Demi Amanah
Tradisi Salaf
Bila datang
hari Kamis petang, Anda akan menyaksikan suasana di sekitar pemakaman Keramat
Empang Bogor yang disesaki ribuan jama’ah. Saat ini, Habib Abdullah-lah yang
mengasuh majelis peninggalan Habib Husein tersebut.
Habib
Abdullah, putra ter-tua Habib Husein (lihat Manaqib), menerima kedatangan
alKisah dengan penuh kehangatan. Wajahnya teduh, cara bertuturnya amat
santun, logatnya terasa sekali Sunda-nya. Sesekali obrolan kami diselingi tawa
canda yang semakin mencairkan suasana. Meski baru pertama kali berjumpa,
rasanya seperti sudah mengenal lama.
Demikian
sosok Habib Abdullah bin Husein bin Abdullah bin Muhsin Al-Attas, yang saat ini
dipercaya mengemban amanah sebagai munshib, atau pemimpin, dalam kepengurusan
di lingkungan makam kakeknya, Habib Abdullah bin Muhsin Al-Attas, ”Habib
Keramat Empang Bogor”.
Terkadang
orang menyebutnya sebagai khalifah Keramat Empang Bogor. Tentunya, makna
khalifah di sini tidak dalam pengertian kekhilafahan umat Islam. Khalifah di
sini bermakna ”pengganti”, maksudnya, Habib Abdullah-lah saat ini yang tengah
mengemban amanah berat untuk menggantikan posisi munshib sebelumnya, yaitu
Habib Abdullah bin Zen Al-Attas, yang wafat setahun silam.
Manshabah
(kemunshiban) di sini adalah amanah otoritas dalam mengurus hal-ihwal di
lingkungan makam Habib Abdullah bin Muhsin Al-Attas berikut segala
peninggalannya.
Wasiat
Shahibul Maqam
Sepeninggal
Habib Abdullah bin Zen Al-Attas, munshib Keramat Empang Bogor sebelumnya,
Habib Abdullah bin Husein Al-Attas ditunjuk menjadi khalifahnya. Penunjukan
ini tak lepas dari wasiat Habib Abdullah bin Muhsin.
Sebelum
wafat, Habib Abdullah bin Muhsin mewasiatkan pola penggantian kepemimpinan
yang agak berbeda dengan kebiasaan di tempat-tempat lainnya. Bila di
tempat-tempat lainnya, biasanya pola kepemimpinan adalah dari kakek ke ayah
kemudian ke anak, lalu ke cucu, terus ke cicit, dan demikian seterusnya.

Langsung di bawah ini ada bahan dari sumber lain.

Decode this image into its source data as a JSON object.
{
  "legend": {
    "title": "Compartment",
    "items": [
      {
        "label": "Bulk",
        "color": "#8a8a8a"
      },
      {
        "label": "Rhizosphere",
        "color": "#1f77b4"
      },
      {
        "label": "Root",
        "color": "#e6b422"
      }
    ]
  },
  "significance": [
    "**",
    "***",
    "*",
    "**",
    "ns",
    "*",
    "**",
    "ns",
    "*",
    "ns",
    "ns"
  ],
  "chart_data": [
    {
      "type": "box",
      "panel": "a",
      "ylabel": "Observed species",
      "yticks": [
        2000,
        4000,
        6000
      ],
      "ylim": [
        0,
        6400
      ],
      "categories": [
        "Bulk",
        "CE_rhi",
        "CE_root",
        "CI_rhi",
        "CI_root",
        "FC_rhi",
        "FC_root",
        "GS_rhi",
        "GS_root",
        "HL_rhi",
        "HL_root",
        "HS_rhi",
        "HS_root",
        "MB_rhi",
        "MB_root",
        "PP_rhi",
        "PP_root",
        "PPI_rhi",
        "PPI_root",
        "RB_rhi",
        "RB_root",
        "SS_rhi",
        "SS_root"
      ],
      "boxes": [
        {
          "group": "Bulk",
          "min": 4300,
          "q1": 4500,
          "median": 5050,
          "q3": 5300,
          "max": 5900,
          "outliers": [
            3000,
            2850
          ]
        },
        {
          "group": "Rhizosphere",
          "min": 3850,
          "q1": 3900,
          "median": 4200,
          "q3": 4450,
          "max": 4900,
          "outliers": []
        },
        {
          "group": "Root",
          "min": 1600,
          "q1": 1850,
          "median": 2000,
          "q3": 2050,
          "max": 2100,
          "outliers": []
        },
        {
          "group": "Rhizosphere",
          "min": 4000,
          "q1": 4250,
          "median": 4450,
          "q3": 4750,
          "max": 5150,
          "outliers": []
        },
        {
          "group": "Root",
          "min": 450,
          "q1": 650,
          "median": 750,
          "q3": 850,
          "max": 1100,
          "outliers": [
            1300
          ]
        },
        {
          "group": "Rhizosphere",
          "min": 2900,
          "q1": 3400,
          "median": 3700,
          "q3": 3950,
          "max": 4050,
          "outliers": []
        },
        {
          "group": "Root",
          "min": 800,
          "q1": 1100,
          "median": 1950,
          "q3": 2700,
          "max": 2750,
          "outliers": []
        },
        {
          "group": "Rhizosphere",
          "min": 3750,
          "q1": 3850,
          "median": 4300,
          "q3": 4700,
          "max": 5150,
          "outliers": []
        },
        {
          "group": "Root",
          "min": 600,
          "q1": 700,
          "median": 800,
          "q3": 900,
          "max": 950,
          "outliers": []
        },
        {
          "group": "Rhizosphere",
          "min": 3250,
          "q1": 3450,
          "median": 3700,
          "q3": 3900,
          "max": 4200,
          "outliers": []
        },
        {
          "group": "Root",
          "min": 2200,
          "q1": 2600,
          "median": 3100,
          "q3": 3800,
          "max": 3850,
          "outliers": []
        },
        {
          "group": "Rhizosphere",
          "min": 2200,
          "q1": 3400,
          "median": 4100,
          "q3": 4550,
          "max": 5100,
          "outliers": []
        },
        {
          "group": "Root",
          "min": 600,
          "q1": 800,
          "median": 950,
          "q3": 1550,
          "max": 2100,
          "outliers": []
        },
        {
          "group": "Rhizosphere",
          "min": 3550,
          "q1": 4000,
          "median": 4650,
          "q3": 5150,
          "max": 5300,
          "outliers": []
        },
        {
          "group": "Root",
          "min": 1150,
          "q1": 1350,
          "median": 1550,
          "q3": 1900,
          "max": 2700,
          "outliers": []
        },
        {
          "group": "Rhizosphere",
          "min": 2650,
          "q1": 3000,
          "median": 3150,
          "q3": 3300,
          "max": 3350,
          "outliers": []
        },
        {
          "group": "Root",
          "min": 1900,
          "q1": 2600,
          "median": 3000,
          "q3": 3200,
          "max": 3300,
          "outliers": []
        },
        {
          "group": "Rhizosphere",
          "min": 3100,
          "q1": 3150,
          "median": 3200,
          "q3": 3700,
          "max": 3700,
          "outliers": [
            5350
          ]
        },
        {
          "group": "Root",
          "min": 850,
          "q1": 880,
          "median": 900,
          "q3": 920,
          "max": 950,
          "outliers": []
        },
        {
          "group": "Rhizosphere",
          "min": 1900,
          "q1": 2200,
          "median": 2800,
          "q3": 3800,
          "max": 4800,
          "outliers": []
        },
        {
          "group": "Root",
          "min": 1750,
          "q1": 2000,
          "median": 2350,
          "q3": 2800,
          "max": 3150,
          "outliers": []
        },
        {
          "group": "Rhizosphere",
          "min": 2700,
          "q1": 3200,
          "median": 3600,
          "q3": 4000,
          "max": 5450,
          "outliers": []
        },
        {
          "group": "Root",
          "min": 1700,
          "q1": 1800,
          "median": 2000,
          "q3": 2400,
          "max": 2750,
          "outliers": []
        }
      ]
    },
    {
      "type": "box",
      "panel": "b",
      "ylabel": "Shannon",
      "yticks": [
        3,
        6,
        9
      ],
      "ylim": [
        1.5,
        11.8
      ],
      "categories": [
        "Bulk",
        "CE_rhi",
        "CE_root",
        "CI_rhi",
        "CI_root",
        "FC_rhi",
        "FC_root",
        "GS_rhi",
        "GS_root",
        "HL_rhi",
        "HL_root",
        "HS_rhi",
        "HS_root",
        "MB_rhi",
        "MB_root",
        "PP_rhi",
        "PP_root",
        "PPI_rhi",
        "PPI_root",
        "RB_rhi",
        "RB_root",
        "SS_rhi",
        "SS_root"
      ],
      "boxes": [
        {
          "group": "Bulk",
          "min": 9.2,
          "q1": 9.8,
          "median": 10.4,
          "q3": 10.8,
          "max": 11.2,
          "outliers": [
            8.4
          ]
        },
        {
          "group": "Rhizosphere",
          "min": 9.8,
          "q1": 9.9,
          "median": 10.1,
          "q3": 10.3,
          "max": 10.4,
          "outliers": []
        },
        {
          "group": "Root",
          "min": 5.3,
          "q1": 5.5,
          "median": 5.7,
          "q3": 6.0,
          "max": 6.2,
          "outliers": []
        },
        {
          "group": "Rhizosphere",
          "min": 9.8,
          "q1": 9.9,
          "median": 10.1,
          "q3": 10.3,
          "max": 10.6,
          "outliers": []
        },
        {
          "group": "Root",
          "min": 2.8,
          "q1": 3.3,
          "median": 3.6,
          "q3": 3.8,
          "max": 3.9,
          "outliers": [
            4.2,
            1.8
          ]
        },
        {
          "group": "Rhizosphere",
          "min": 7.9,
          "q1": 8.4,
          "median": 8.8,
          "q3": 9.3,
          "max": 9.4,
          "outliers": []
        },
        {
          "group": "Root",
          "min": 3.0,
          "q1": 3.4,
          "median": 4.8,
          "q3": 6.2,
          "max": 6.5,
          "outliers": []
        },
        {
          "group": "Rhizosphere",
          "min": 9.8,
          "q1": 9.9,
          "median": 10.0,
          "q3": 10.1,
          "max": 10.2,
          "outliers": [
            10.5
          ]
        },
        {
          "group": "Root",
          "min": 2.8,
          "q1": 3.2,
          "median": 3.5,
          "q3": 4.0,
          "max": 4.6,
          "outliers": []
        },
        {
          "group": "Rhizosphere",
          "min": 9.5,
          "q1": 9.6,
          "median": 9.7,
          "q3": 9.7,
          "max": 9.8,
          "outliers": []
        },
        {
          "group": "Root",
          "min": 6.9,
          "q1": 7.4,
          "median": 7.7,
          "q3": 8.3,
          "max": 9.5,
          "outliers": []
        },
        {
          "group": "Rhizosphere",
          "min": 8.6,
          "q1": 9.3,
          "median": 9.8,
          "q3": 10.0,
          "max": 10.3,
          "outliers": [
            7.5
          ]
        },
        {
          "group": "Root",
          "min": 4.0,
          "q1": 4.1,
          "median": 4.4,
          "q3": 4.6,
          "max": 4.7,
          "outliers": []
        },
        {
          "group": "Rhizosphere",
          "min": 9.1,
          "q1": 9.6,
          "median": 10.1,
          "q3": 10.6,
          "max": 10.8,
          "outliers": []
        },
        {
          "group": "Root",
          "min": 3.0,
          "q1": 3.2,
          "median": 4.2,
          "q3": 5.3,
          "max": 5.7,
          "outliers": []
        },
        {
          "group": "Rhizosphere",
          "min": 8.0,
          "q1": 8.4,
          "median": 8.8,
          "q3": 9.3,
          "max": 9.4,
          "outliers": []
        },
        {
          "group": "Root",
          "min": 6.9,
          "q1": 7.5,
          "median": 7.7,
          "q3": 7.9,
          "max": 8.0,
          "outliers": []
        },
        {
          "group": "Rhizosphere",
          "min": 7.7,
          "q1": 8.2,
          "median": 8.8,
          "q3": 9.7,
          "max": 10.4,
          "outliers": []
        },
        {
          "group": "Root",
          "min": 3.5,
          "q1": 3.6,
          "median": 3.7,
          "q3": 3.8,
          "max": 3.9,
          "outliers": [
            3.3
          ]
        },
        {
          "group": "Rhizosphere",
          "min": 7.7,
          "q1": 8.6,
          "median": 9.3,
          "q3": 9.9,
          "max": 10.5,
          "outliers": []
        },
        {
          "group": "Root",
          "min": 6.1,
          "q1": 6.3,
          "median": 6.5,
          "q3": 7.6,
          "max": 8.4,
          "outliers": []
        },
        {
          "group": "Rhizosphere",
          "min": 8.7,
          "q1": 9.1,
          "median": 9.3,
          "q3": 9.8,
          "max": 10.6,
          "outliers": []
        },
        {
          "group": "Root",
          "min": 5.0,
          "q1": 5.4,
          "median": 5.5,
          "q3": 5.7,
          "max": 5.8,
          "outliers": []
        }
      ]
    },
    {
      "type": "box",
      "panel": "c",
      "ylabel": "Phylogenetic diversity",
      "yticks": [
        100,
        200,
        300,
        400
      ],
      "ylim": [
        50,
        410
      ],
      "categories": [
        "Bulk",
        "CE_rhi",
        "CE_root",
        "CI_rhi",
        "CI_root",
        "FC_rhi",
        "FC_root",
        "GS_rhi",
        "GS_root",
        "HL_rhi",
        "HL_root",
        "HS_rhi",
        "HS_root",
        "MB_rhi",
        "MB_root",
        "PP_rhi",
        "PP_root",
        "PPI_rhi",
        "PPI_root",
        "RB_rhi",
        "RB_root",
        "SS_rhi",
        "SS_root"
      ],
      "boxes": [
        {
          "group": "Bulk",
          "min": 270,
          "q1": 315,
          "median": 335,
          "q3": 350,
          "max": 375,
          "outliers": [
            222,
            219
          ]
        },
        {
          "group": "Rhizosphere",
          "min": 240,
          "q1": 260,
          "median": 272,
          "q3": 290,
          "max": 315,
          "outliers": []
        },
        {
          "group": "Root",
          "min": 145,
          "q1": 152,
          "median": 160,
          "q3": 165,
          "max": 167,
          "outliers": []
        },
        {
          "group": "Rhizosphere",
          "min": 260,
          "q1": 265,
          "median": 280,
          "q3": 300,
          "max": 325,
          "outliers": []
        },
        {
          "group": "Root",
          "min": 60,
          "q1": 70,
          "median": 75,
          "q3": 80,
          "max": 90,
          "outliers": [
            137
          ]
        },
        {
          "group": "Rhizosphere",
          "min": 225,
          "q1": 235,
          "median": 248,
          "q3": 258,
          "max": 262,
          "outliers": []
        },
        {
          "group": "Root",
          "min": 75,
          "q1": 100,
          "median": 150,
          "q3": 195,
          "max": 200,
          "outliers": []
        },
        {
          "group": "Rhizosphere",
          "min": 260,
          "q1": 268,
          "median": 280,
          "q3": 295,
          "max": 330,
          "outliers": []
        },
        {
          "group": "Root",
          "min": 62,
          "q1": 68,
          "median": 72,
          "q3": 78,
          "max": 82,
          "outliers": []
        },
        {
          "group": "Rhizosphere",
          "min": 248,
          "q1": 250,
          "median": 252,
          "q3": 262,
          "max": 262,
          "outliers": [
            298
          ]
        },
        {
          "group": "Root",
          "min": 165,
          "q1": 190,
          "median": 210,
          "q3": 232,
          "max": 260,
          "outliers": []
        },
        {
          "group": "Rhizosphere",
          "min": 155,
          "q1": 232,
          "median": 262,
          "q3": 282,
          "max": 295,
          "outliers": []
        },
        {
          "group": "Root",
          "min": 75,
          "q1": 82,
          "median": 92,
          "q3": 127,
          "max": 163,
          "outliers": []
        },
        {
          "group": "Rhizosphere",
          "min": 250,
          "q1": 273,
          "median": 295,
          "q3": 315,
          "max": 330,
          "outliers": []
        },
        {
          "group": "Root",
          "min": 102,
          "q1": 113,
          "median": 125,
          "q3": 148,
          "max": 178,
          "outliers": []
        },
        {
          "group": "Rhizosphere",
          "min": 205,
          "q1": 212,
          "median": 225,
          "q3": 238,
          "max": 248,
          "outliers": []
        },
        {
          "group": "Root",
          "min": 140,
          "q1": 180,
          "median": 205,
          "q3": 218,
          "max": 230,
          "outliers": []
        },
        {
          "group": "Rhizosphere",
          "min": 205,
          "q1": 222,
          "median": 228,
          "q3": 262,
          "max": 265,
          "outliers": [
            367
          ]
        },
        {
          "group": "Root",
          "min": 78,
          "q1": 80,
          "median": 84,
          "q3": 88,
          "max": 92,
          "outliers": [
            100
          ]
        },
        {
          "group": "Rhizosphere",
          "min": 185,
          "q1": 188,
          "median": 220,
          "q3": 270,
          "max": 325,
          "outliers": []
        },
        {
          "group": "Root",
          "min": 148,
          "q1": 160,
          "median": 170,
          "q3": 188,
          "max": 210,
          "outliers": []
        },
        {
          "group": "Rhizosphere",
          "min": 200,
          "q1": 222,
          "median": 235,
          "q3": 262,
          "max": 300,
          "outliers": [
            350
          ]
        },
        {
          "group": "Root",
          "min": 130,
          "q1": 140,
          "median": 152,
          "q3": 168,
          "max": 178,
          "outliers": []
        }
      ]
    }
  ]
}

Namun sesuai amanat tertulis dari Habib Abdullah bin Muhsin, yang tercantum
dalam akta notaris yang ditandatangani oleh notaris Belanda bernama Thomas,
kepemimpinan yang akan meneruskan estafet dakwahnya dimulai dari putra
tertuanya, berlanjut kepada putra tertua berikutnya, hingga putra terakhir yang
masih ada.
Kalau
putra-putranya sudah wafat semuanya, kepemimpinan dilanjutkan pada generasi
cucu Habib Abdullah, yaitu pada cucu tertua, yang, kalau sudah wafat,
kepemimpinan diserahkan pada cucu tertua berikutnya.
Demi
menjalankan amanah yang digariskan Habib Abdullah bin Muhsin sendiri, selama
ini pergantian manshabah berjalan dengan mulus. Saat ini, giliran Habib
Abdullah bin Husein Al-Attas-lah, sebagai cucu Habib Abdullah bin Muhsin, yang
mengemban amanah memegang manshabah tersebut.
Tak Boleh
Keluar Rumah
Sosok Habib
Abdullah bin Husein memang sosok yang amat bersahaja. Seperti halnya para
munshib sebelumnya, sehari-hari Habib Abdullah berpakaian sederhana. Hanya pada
acara-acara besar ia memakai jubah dan imamah.
Habib
Abdullah, semasa mudanya, lebih mendalami pendidikan umum, bahkan sampai ia
berhasil menggondol gelar sarjana. Namun demikian, ”Saya rasakan, ternyata
pendidikan agama memang lebih bermanfaat untuk kehidupan kita semua. Pendidikan
umum tetap penting, tapi pendidikan agama tetap lebih penting. Ini yang saya
rasakan sekarang. Yang ideal, tentunya kalau seseorang dapat memiliki
pengetahuan mendalam baik pada pendidikan umum maupun pendidikan agamanya,”
ujar Habib Abdullah.
Di masa
kecil, Habib Abdullah merasakan masa-masa indah selama ia dalam didikan dan
asuhan ayahandanya, Habib Husein bin Abdullah bin Muhsin Al-Attas. Di matanya,
sang ayah adalah sosok orangtua sekaligus sahabat. Ayahnya tak pernah
memaksakan kehendaknya sendiri, sebagai pertanda sikap bijak seorangtua. Semua
anaknya diberi kebebasan pada bidang keilmuan yang disukainya.
Habib
Abdullah juga merasakan kehangatan hubungan saat ayahnya masih hidup. ”Kepada
anak-anak, Abah sering mengajak bergurau. Beliau memang seorang yang senang
bergurau, bahkan di tengah keluarga. Kami semua merasa segan kepadanya, tapi
tak merasa sungkan,” ujar Habib Abdullah mengenang sikap sang ayah di
tengah-tengah keluarganya.
Beranjak
dewasa, sebagaimana saudara-saudaranya yang lain, Habib Abdullah mengutarakan
keinginannya kepada sang ayah untuk dapat hidup mandiri dan tinggal di luar
lingkungan keluarga besar Habib Abdullah bin Muhsin Al-Attas. Tapi apa yang
dikatakan oleh Habib Husein saat itu?
”Tidak
perlu. Ente tidak perlu keluar dari rumah ini,” demikian kira-kira yang dikatakan
Habib Husein kepada anak laki-laki tertuanya ini.
Habib
Abdullah merasa keheranan dibuatnya. Kalau saudara-saudaranya yang lain
diperbolehkan, mengapa dirinya sendiri yang tidak boleh keluar rumah?
”Meski dalam
hati saya bertanya-tanya, saya tetap menuruti apa yang dikatakan Abah.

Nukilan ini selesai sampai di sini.